Единственное, что по-прежнему лишало его равновесия, что доводило до припадков бешенства, это были напоминания о себе Антонины Ивановны. В Петербурге весной 1879 года она несколько раз ловила его и неожиданно даже сняла себе комнату в одном с ним доме. Как променяла она когда-то роль жертвы на роль хищницы, так сейчас превратилась во все забывшую и все простившую покорную жену.

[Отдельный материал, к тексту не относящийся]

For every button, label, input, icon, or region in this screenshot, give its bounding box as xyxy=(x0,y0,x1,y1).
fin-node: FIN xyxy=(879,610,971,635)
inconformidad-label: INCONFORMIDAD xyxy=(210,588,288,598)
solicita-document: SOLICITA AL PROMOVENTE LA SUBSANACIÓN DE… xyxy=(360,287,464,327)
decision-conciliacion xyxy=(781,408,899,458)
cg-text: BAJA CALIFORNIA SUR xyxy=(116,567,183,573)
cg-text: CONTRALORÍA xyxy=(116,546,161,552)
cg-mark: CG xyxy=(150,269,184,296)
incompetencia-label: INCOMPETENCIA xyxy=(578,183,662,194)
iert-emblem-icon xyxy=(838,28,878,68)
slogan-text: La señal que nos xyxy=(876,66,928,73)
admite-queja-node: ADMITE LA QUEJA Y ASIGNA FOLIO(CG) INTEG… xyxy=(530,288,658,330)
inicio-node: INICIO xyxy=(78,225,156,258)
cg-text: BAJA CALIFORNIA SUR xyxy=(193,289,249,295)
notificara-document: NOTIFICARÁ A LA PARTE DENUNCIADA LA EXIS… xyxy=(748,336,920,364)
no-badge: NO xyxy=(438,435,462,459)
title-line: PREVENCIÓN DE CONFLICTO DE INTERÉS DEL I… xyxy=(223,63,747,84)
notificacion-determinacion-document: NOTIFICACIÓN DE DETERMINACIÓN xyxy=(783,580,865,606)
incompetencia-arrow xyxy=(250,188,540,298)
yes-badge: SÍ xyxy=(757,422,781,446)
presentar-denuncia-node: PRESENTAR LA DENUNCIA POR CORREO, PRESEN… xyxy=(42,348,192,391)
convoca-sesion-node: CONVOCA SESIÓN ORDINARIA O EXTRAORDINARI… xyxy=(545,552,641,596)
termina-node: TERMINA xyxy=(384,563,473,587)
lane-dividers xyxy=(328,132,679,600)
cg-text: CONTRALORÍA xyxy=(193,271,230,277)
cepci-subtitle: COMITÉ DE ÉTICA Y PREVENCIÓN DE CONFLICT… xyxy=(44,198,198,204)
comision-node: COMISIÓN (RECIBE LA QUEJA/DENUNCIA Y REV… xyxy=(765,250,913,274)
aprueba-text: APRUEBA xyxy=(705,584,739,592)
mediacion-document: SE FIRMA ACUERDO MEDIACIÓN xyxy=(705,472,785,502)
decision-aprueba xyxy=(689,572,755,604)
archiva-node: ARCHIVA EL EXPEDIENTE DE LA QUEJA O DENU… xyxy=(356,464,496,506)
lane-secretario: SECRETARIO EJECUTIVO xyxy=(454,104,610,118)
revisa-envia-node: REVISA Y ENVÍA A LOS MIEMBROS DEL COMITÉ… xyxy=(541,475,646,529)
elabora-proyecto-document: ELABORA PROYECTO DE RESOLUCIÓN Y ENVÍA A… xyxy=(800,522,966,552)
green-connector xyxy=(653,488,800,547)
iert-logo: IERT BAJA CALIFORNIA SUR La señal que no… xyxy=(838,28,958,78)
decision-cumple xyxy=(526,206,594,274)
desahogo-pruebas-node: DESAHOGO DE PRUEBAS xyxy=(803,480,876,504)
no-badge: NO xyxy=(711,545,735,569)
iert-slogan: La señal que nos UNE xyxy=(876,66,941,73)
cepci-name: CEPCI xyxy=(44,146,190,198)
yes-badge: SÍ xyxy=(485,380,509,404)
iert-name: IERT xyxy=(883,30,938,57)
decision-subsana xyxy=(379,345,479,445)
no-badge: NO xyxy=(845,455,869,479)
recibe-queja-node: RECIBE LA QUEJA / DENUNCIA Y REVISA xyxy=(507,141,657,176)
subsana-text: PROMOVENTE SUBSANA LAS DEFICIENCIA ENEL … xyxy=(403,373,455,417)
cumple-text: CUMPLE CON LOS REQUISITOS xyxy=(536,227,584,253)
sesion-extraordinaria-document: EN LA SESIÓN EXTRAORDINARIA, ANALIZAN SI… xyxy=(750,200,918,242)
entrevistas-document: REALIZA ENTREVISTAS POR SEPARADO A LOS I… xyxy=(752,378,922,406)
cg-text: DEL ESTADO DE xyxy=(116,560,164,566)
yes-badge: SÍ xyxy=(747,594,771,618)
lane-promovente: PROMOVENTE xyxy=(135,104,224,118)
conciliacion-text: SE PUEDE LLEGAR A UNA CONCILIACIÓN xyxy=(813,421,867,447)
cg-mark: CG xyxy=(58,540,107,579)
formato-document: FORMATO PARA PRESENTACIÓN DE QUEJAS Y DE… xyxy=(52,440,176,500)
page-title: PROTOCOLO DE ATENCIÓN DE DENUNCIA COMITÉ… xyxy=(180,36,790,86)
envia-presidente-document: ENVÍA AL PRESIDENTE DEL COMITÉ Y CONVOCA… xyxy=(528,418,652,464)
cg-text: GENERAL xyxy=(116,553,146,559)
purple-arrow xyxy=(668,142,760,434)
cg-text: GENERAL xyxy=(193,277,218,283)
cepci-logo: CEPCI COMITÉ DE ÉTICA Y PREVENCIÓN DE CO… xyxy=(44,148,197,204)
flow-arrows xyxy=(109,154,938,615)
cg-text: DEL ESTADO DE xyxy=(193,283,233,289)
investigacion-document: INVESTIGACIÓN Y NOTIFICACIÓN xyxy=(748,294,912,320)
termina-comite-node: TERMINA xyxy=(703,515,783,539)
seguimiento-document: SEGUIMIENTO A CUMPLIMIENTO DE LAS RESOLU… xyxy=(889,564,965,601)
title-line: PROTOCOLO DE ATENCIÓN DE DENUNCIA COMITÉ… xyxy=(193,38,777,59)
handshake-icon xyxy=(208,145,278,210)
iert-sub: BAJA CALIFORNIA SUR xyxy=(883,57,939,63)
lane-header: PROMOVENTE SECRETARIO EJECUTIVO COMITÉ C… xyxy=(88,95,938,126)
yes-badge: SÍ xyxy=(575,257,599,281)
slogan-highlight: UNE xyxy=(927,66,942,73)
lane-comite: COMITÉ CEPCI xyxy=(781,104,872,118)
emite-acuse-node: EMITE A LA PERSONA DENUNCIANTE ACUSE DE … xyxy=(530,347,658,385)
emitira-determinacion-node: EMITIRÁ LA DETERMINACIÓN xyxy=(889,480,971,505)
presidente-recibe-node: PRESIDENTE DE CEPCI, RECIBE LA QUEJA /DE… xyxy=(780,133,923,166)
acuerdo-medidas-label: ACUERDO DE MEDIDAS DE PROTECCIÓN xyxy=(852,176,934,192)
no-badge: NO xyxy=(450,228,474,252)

“Дорогой мой Петичка! – писала она ему и подбрасывала письмо под дверь. – Что с тобой, что ни тебя, ни какой весточки от тебя нет? Уж не нездоров ли ты? Приходи, мой хороший, навести меня. Мне, впрочем, было бы очень грустно, если бы ты пришел только для того, чтобы отделаться от меня, сделав бы как будто церемонный визит. Я знаю, что ты меня не любишь, что меня мучает, терзает и не дает покоя никогда. Так ты, по крайней мере, убедись твердо в том, что ты для меня составляешь все в мире. Никакие силы не заставят меня разлюбить тебя, относись же ко мне хотя бы с сожалением. Я принадлежу тебе душой и телом – делай со мной, что хочешь… Поговорим хоть как настоящие муж и жена. До сих пор Бог знает, какие у нас были отношения… Целую тебя бессчетное множество раз, хотя заочно. Я знаю, что ты не очень-то любишь, когда это делается на самом деле… В Знаменской гостинице очень дорого, и потому мы переехали в тот же дом, где и ты, но совершенно нечаянно. Не пугайся же, что я тебя преследую”.
И опять она приходила и что-то клянчила, торговалась из-за ста рублей, притворялась, что понимает процедуру развода и согласна на нее. И несколько раз невразумительно намекала, что знает, что у Петички роман с богатой женщиной, с женщиной, которая подсылала к ней, желая от нее откупиться, – с миллионершей фон Мекк.
Если он бывал раздражен, он гнал ее, замахиваясь на нее чем ни попало. Если бывал в сравнительно спокойном состоянии, то высылал ей с Алексеем пять или десять рублей, не впуская ее в комнаты. Все равно он опять решил скрыться из обеих столиц, ничто его не удерживало здесь. Надежда Филаретовна исподволь подготовила его согласие: прожить у нее на фольварке в то самое время, как она будет с семейством в своем Браилове.
Ласточек было так много, что в пасмурный день над рекой стоял долгий, острый писк от их стелющейся стаи. С реки они мчались в сад, прятались в деревьях, выносились оттуда, чертили зигзаги по дорожкам и опять, мгновенно слетевшись, уносились в пшеничное поле. Зато в жаркий и ясный день здесь бывала такая тишина, что с балкона было слышно, как бежит в траве ящерица. Ни шума, ни музыки. Таким представлялся Чайковскому рай, только так он мог слушать себя.
Он до сих пор не знал, что можно писать в саду, в зелени. Здесь все оказалось таким же устойчивым, как и в комнате. Под балкон выносился маленький столик, столик качался; садовый стул качался тоже, дрожала тень листьев под рукой, трепетал теплый воздух – и во всем этом дрожании, в этом трепете была та именно прочность, которую он всю жизнь искал.